One of the reasons that sports are so awesome is because in order to be successful you must be willing to challenge assumptions about yourself and others. To improve in athletics you always need to be ready to change and grow. And while this is an easy message for athletes, sometimes coaches can struggle to apply this same flexibility to their own lives.
With years of training others and always needing to be the strong voice in the room it can be hard for coaches to listen. Along with the routine teaching, coaches may also shut down and even become defensive as a result of the predictable challenges from parents, players and administration. Many coaches in fact, often take on a bunker mentality and can become easily stuck within their own approach or philosophy to the game.

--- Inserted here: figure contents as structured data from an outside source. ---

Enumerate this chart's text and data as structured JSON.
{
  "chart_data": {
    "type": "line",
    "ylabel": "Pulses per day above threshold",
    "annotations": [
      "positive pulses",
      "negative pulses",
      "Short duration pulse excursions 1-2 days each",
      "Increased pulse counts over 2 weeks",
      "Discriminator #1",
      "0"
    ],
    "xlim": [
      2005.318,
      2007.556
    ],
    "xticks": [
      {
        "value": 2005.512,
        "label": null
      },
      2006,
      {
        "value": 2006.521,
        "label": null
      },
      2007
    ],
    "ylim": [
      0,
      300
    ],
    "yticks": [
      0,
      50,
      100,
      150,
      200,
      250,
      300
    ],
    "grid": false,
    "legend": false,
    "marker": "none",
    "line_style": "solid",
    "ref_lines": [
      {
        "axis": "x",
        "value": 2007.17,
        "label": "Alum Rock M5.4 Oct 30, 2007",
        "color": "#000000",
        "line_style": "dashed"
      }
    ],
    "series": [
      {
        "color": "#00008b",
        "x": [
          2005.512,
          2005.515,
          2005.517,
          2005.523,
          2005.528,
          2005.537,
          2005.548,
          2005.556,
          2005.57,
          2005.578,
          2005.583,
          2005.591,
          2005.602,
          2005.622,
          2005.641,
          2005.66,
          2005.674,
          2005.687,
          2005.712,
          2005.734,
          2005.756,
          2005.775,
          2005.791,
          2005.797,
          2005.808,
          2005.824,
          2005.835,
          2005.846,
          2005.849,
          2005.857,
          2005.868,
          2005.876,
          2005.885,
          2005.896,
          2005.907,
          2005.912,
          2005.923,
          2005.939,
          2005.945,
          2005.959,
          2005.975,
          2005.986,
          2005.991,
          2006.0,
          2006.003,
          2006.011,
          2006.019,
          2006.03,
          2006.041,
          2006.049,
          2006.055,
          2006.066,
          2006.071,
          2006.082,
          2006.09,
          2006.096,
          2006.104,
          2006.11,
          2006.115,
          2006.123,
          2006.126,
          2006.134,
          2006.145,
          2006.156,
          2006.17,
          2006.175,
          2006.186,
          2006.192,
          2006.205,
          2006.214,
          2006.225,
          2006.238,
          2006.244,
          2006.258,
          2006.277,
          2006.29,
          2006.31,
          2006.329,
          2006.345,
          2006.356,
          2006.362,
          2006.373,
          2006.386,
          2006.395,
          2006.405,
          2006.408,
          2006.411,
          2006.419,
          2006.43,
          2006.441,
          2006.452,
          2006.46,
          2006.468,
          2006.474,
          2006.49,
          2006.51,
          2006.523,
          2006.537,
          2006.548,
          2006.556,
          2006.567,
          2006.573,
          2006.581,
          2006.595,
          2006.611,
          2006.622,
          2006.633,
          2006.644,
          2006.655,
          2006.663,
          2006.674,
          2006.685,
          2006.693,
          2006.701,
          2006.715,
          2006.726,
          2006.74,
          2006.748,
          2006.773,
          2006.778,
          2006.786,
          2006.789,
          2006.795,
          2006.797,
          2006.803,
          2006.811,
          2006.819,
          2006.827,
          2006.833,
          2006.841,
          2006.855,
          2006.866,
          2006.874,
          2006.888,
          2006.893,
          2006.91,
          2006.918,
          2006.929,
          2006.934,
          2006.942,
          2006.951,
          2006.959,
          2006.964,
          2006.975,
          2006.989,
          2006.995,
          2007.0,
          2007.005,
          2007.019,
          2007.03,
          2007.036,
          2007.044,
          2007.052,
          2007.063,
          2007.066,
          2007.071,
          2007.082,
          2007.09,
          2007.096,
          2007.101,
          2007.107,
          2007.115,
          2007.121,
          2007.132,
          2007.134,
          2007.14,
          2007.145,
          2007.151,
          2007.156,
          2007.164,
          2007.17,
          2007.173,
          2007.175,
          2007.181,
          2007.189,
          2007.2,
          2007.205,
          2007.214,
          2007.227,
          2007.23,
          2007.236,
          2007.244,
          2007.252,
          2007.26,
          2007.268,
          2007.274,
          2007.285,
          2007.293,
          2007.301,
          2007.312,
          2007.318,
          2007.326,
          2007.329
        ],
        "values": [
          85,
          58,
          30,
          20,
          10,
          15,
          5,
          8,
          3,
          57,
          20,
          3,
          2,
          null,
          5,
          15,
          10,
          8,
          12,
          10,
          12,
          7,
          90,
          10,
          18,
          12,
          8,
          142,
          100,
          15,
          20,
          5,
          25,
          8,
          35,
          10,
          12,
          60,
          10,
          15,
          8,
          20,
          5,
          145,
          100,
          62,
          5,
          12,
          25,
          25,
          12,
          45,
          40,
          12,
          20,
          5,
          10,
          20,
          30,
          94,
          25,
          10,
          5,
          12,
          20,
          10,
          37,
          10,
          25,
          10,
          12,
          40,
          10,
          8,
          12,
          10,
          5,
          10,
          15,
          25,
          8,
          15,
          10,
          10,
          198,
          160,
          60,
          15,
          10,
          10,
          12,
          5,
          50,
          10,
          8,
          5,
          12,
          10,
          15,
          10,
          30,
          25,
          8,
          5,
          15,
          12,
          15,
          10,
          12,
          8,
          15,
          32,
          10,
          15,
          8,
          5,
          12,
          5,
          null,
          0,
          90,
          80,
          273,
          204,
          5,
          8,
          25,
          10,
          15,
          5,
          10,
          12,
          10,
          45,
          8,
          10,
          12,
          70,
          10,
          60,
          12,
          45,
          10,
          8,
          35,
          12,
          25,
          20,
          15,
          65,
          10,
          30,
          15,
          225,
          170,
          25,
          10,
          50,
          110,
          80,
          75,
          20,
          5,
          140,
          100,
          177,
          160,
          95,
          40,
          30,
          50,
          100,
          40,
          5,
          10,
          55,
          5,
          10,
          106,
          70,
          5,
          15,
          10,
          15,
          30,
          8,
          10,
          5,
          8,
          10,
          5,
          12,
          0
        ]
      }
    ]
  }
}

Instead of being defensive and protective of your approach, it is beneficial to learn how to roll with the resistance and anger of others. The hostility and doubt of parents, athletic directors, and even spouses can feel overwhelming. Like the first wave you encounter on your way out to surf, the pressure will set you back unless you dive under it. Once you get through that initial set of breakers, the swells in the water will become much more settled and manageable. It is at this point that you can sit up on your surfboard and survey the horizon.
Once settled, take time to listen and learn rather than just react and teach. As parents, coaches and leaders we are well practiced at sharing our opinion. But if you want your coaching and parenting skills to expand it might be time to begin the process of receiving information. Add to your emotional bank account by giving people a chance to teach you. Start by recognizing that maybe you should not believe everything you think. Then begin collecting some opposing thoughts and approaches. With openness and flexibility you might just find some solutions and energy for this game.